Agus: Otra vez la navaja de Occam.
Tina: Siempre acaba apareciendo.
Siguieron caminando hasta que los dos senderos volvieron a unirse. Agus miró alternativamente el camino por el que habían llegado y el que continuaba hacia el bosque.
Agus: Creo que al principio de la conversación estaba completamente equivocado.
Tina: ¿En qué?
Agus: Pensaba que este debate trataba sobre unas fibras misteriosas.
Tina esperó.
Agus: Pero no trata de eso.
Tina: ¿De qué trata entonces?
Agus: Trata de cómo pensamos cuando encontramos algo que todavía no comprendemos.
Tina sonrió con una satisfacción apenas perceptible.
Tina: Ésa era la cuestión desde el principio.
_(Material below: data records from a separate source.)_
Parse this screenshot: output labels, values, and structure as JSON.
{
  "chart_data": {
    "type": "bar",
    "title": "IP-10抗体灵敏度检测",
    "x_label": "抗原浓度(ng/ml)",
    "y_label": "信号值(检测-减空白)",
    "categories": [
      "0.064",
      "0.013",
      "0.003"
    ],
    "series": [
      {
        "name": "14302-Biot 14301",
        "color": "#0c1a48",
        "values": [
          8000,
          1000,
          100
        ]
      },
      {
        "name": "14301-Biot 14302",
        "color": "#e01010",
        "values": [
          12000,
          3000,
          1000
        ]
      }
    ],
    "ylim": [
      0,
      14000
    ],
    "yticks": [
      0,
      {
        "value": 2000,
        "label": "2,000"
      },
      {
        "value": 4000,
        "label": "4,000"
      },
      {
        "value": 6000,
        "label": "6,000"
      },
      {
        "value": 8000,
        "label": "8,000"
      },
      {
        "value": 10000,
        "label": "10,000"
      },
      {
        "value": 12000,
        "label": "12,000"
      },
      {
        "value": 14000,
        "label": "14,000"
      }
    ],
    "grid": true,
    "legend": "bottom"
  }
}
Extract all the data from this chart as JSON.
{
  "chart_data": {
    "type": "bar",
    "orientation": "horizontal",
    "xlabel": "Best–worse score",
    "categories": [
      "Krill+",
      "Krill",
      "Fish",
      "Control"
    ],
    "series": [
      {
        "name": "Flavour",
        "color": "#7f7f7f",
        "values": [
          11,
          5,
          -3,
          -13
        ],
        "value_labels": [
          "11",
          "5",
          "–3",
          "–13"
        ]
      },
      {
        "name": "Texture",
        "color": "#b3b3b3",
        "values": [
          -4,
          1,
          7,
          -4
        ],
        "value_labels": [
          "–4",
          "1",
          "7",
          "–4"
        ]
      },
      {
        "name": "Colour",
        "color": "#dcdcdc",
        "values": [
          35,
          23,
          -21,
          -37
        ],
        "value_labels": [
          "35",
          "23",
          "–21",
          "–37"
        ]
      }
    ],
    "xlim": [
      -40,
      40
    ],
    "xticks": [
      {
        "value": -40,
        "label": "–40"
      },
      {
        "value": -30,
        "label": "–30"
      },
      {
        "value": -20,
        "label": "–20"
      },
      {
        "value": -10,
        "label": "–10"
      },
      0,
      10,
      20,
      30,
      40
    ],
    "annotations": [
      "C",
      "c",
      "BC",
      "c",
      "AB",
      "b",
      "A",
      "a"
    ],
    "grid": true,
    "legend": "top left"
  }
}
Agus: Las fibras casi son una excusa.
Tina: Un caso de estudio. Podrían haber sido esas fibras, un fósil inesperado, una anomalía astronómica o una partícula desconocida. El razonamiento sería el mismo.
Agus: Primero comprobar que realmente existe un problema.
Tina: Sí.
Agus: Después construir una hipótesis que explique más que las anteriores.
Tina: Exacto.
Agus: Luego buscar todas las maneras posibles de demostrar que está equivocada.
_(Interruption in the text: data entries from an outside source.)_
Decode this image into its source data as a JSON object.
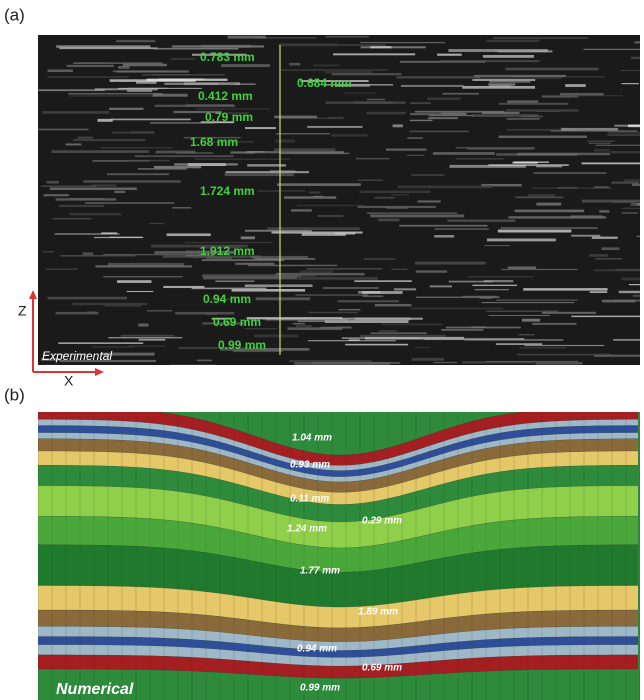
{
  "panels": [
    {
      "label": "(a)",
      "name": "Experimental",
      "axes": {
        "z": "Z",
        "x": "X"
      },
      "measurements": [
        "0.783 mm",
        "0.684 mm",
        "0.412 mm",
        "0.79 mm",
        "1.68 mm",
        "1.724 mm",
        "1.912 mm",
        "0.94 mm",
        "0.69 mm",
        "0.99 mm"
      ]
    },
    {
      "label": "(b)",
      "name": "Numerical",
      "measurements": [
        "1.04 mm",
        "0.93 mm",
        "0.11 mm",
        "0.29 mm",
        "1.24 mm",
        "1.77 mm",
        "1.89 mm",
        "0.94 mm",
        "0.69 mm",
        "0.99 mm"
      ]
    }
  ]
}
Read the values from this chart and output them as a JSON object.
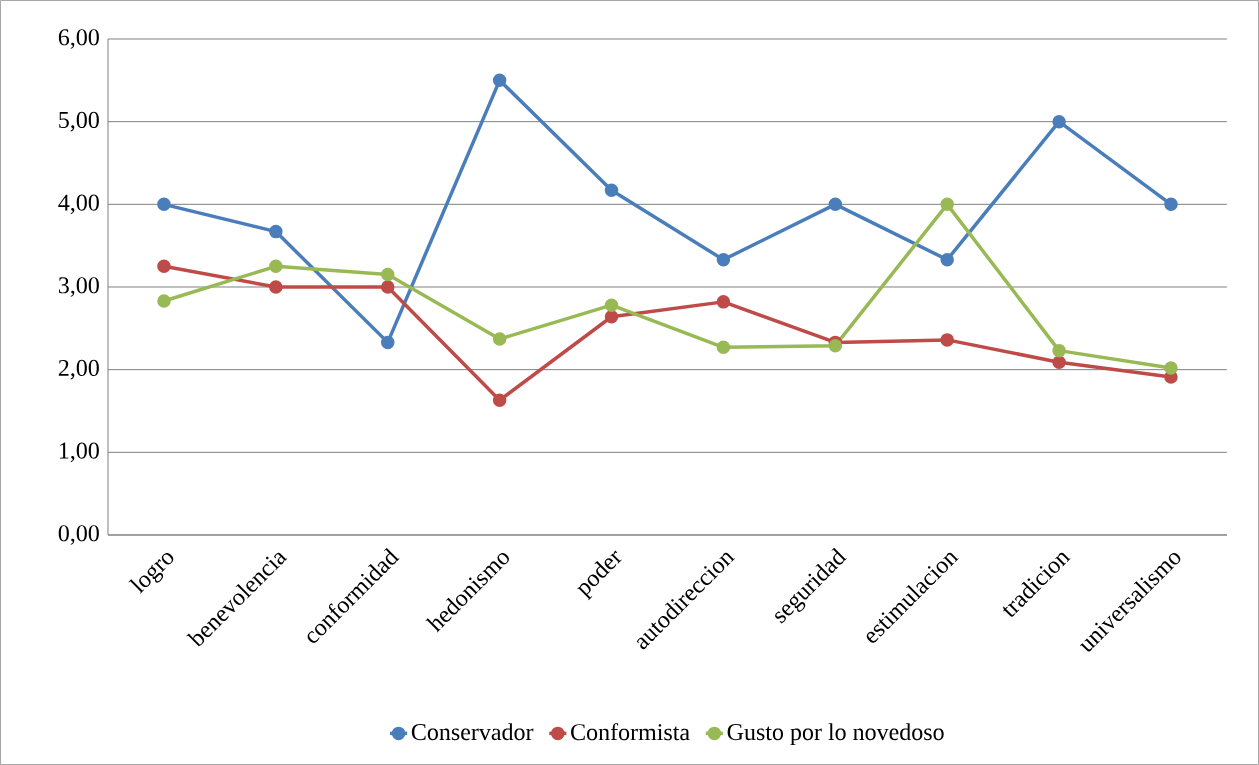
{
  "chart_data": {
    "type": "line",
    "categories": [
      "logro",
      "benevolencia",
      "conformidad",
      "hedonismo",
      "poder",
      "autodireccion",
      "seguridad",
      "estimulacion",
      "tradicion",
      "universalismo"
    ],
    "series": [
      {
        "name": "Conservador",
        "color": "#4a7ebb",
        "values": [
          4.0,
          3.67,
          2.33,
          5.5,
          4.17,
          3.33,
          4.0,
          3.33,
          5.0,
          4.0
        ]
      },
      {
        "name": "Conformista",
        "color": "#be4b48",
        "values": [
          3.25,
          3.0,
          3.0,
          1.63,
          2.64,
          2.82,
          2.33,
          2.36,
          2.09,
          1.91
        ]
      },
      {
        "name": "Gusto por lo novedoso",
        "color": "#98b954",
        "values": [
          2.83,
          3.25,
          3.15,
          2.37,
          2.78,
          2.27,
          2.29,
          4.0,
          2.23,
          2.02
        ]
      }
    ],
    "ylim": [
      0,
      6
    ],
    "yticks": [
      {
        "value": 0,
        "label": "0,00"
      },
      {
        "value": 1,
        "label": "1,00"
      },
      {
        "value": 2,
        "label": "2,00"
      },
      {
        "value": 3,
        "label": "3,00"
      },
      {
        "value": 4,
        "label": "4,00"
      },
      {
        "value": 5,
        "label": "5,00"
      },
      {
        "value": 6,
        "label": "6,00"
      }
    ],
    "grid": "y",
    "legend": "bottom",
    "marker": "circle",
    "line_style": "solid"
  }
}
Tina: Ésa es la parte esencial.
Agus permaneció unos segundos contemplando cómo la luz del atardecer atravesaba las ramas de los árboles.
Agus: Curioso.
Tina: ¿Qué cosa?
Agus: Al empezar el paseo pensaba que investigar consistía en encontrar respuestas. Ahora creo que consiste, sobre todo, en hacer preguntas cada vez mejores.
Tina: Y en aceptar que algunas de esas preguntas obligarán a abandonar nuestras respuestas favoritas.
Continuaron caminando sin decir nada más. El sendero seguía internándose en el parque. Ninguno de los dos parecía tener prisa por llegar al final.
Para seguir pensando
Una buena hipótesis no es la que mejor protege nuestras creencias, sino la que mejor se deja poner a prueba. Cuando un fenómeno parece desafiar las explicaciones conocidas, la ciencia no responde con credulidad ni con rechazo automático. Responde haciendo algo mucho más difícil: construir una explicación capaz de competir con las anteriores y aceptar, desde el primer momento, que quizá la realidad termine demostrando que estaba equivocada.